You see, as I stated earlier, we perceive differently. Lai Mohammed (I don’t know whether he is speaking for the party of for our government or both) has turned in a self-assessment report of 70%+ (70-100% is the same A!). However for most ordinary Nigerians (excluding the trader-moni recipients), this government has fed us with bread of tears and gave us tears to drink in great measures (Psalm 80:5). Furthermore, our people say that whoever examines himself will always pass but the Bible declares that there is better hope for a fool that a man who is wise in his own eyes (Proverbs, 26:12)

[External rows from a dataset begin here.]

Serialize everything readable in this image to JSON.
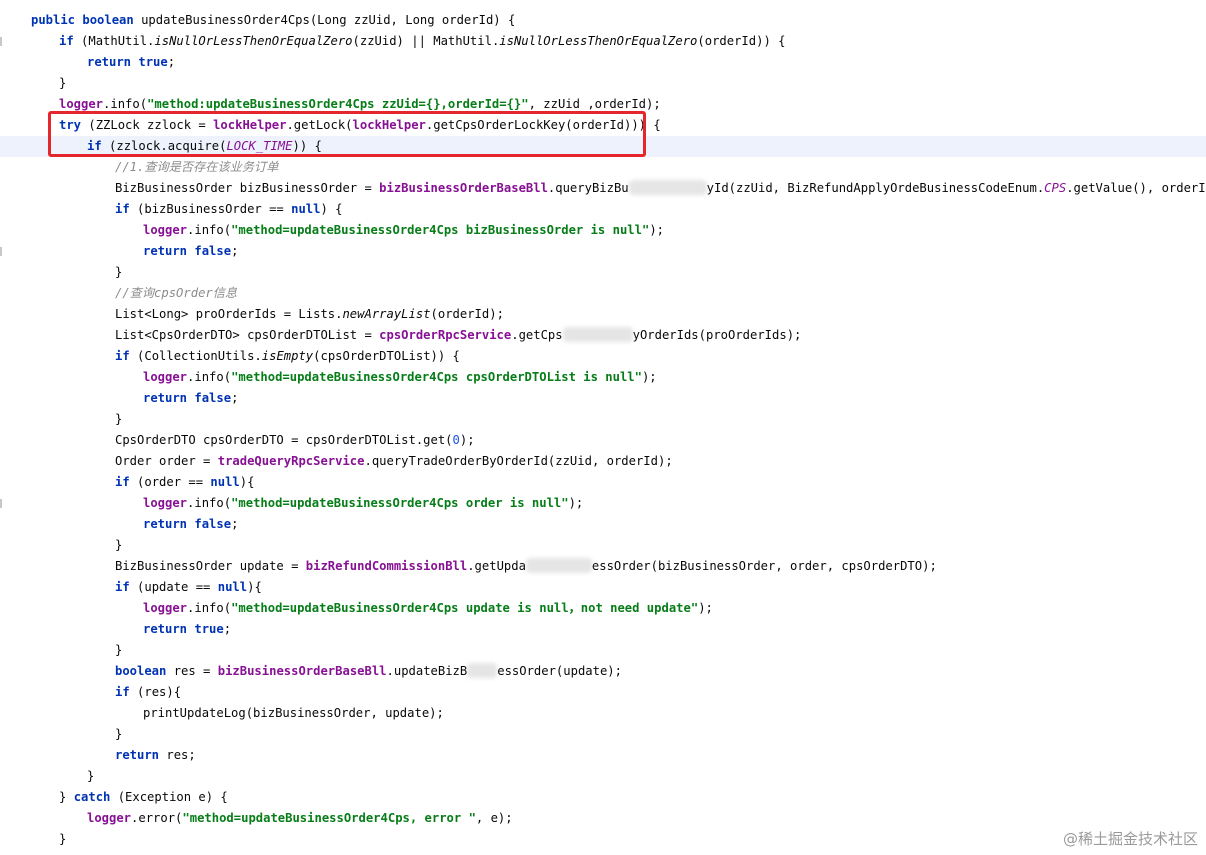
{
  "code": {
    "line1": {
      "t0": "public",
      "t1": " ",
      "t2": "boolean",
      "t3": " updateBusinessOrder4Cps(Long zzUid, Long orderId) {"
    },
    "line2": {
      "t0": "if",
      "t1": " (MathUtil.",
      "t2": "isNullOrLessThenOrEqualZero",
      "t3": "(zzUid) || MathUtil.",
      "t4": "isNullOrLessThenOrEqualZero",
      "t5": "(orderId)) {"
    },
    "line3": {
      "t0": "return",
      "t1": " ",
      "t2": "true",
      "t3": ";"
    },
    "line4": {
      "t0": "}"
    },
    "line5": {
      "t0": "logger",
      "t1": ".info(",
      "t2": "\"method:updateBusinessOrder4Cps zzUid={},orderId={}\"",
      "t3": ", zzUid ,orderId);"
    },
    "line6": {
      "t0": "try",
      "t1": " (ZZLock zzlock = ",
      "t2": "lockHelper",
      "t3": ".getLock(",
      "t4": "lockHelper",
      "t5": ".getCpsOrderLockKey(orderId))) {"
    },
    "line7": {
      "t0": "if",
      "t1": " (zzlock.acquire(",
      "t2": "LOCK_TIME",
      "t3": ")) {"
    },
    "line8": {
      "t0": "//1.查询是否存在该业务订单"
    },
    "line9": {
      "t0": "BizBusinessOrder bizBusinessOrder = ",
      "t1": "bizBusinessOrderBaseBll",
      "t2": ".queryBizBu",
      "t3": "yId(zzUid, BizRefundApplyOrdeBusinessCodeEnum.",
      "t4": "CPS",
      "t5": ".getValue(), orderId);"
    },
    "line10": {
      "t0": "if",
      "t1": " (bizBusinessOrder == ",
      "t2": "null",
      "t3": ") {"
    },
    "line11": {
      "t0": "logger",
      "t1": ".info(",
      "t2": "\"method=updateBusinessOrder4Cps bizBusinessOrder is null\"",
      "t3": ");"
    },
    "line12": {
      "t0": "return",
      "t1": " ",
      "t2": "false",
      "t3": ";"
    },
    "line13": {
      "t0": "}"
    },
    "line14": {
      "t0": "//查询cpsOrder信息"
    },
    "line15": {
      "t0": "List<Long> proOrderIds = Lists.",
      "t1": "newArrayList",
      "t2": "(orderId);"
    },
    "line16": {
      "t0": "List<CpsOrderDTO> cpsOrderDTOList = ",
      "t1": "cpsOrderRpcService",
      "t2": ".getCps",
      "t3": "yOrderIds(proOrderIds);"
    },
    "line17": {
      "t0": "if",
      "t1": " (CollectionUtils.",
      "t2": "isEmpty",
      "t3": "(cpsOrderDTOList)) {"
    },
    "line18": {
      "t0": "logger",
      "t1": ".info(",
      "t2": "\"method=updateBusinessOrder4Cps cpsOrderDTOList is null\"",
      "t3": ");"
    },
    "line19": {
      "t0": "return",
      "t1": " ",
      "t2": "false",
      "t3": ";"
    },
    "line20": {
      "t0": "}"
    },
    "line21": {
      "t0": "CpsOrderDTO cpsOrderDTO = cpsOrderDTOList.get(",
      "t1": "0",
      "t2": ");"
    },
    "line22": {
      "t0": "Order order = ",
      "t1": "tradeQueryRpcService",
      "t2": ".queryTradeOrderByOrderId(zzUid, orderId);"
    },
    "line23": {
      "t0": "if",
      "t1": " (order == ",
      "t2": "null",
      "t3": "){"
    },
    "line24": {
      "t0": "logger",
      "t1": ".info(",
      "t2": "\"method=updateBusinessOrder4Cps order is null\"",
      "t3": ");"
    },
    "line25": {
      "t0": "return",
      "t1": " ",
      "t2": "false",
      "t3": ";"
    },
    "line26": {
      "t0": "}"
    },
    "line27": {
      "t0": "BizBusinessOrder update = ",
      "t1": "bizRefundCommissionBll",
      "t2": ".getUpda",
      "t3": "essOrder(bizBusinessOrder, order, cpsOrderDTO);"
    },
    "line28": {
      "t0": "if",
      "t1": " (update == ",
      "t2": "null",
      "t3": "){"
    },
    "line29": {
      "t0": "logger",
      "t1": ".info(",
      "t2": "\"method=updateBusinessOrder4Cps update is null，not need update\"",
      "t3": ");"
    },
    "line30": {
      "t0": "return",
      "t1": " ",
      "t2": "true",
      "t3": ";"
    },
    "line31": {
      "t0": "}"
    },
    "line32": {
      "t0": "boolean",
      "t1": " res = ",
      "t2": "bizBusinessOrderBaseBll",
      "t3": ".updateBizB",
      "t4": "essOrder(update);"
    },
    "line33": {
      "t0": "if",
      "t1": " (res){"
    },
    "line34": {
      "t0": "printUpdateLog(bizBusinessOrder, update);"
    },
    "line35": {
      "t0": "}"
    },
    "line36": {
      "t0": "return",
      "t1": " res;"
    },
    "line37": {
      "t0": "}"
    },
    "line38": {
      "t0": "} ",
      "t1": "catch",
      "t2": " (Exception e) {"
    },
    "line39": {
      "t0": "logger",
      "t1": ".error(",
      "t2": "\"method=updateBusinessOrder4Cps, error \"",
      "t3": ", e);"
    },
    "line40": {
      "t0": "}"
    }
  },
  "watermark": "@稀土掘金技术社区",
  "colors": {
    "keyword": "#0033b3",
    "string": "#067d17",
    "field": "#871094",
    "number": "#1750eb",
    "comment": "#8c8c8c",
    "current_line": "#edf2fc",
    "highlight_box": "#e5262d"
  }
}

OBJ has just done what he is good at: letter-writing. The only difference in this case is that he wrote as Matthew Okikiola Olusegun Obasanjo, PhD, NOUN! I have argued severally that OBJ is a key part of the problems with Nigeria and my writings on OBJ (99% of them are non-commendatory) are more than all that I have written on Yar’Adua, GEJ and PMB combined. My initial reaction to his letters was that he had no moral standing to pontificate. But I eventually came to accept the message without being enamoured with the messenger. I believe that ignoring his precedents, this latest letter has some weight and its contents should not be treated with levity. It is unfortunate that those who celebrated his earlier letters are those pillorying him for the current letter. That is one of the ironies of life, especially, the Nigerian life, where one can transform from saint to villain or from a friend or a fiend, within an interval of a few minutes. It shall be well with Nigeria and Nigerians!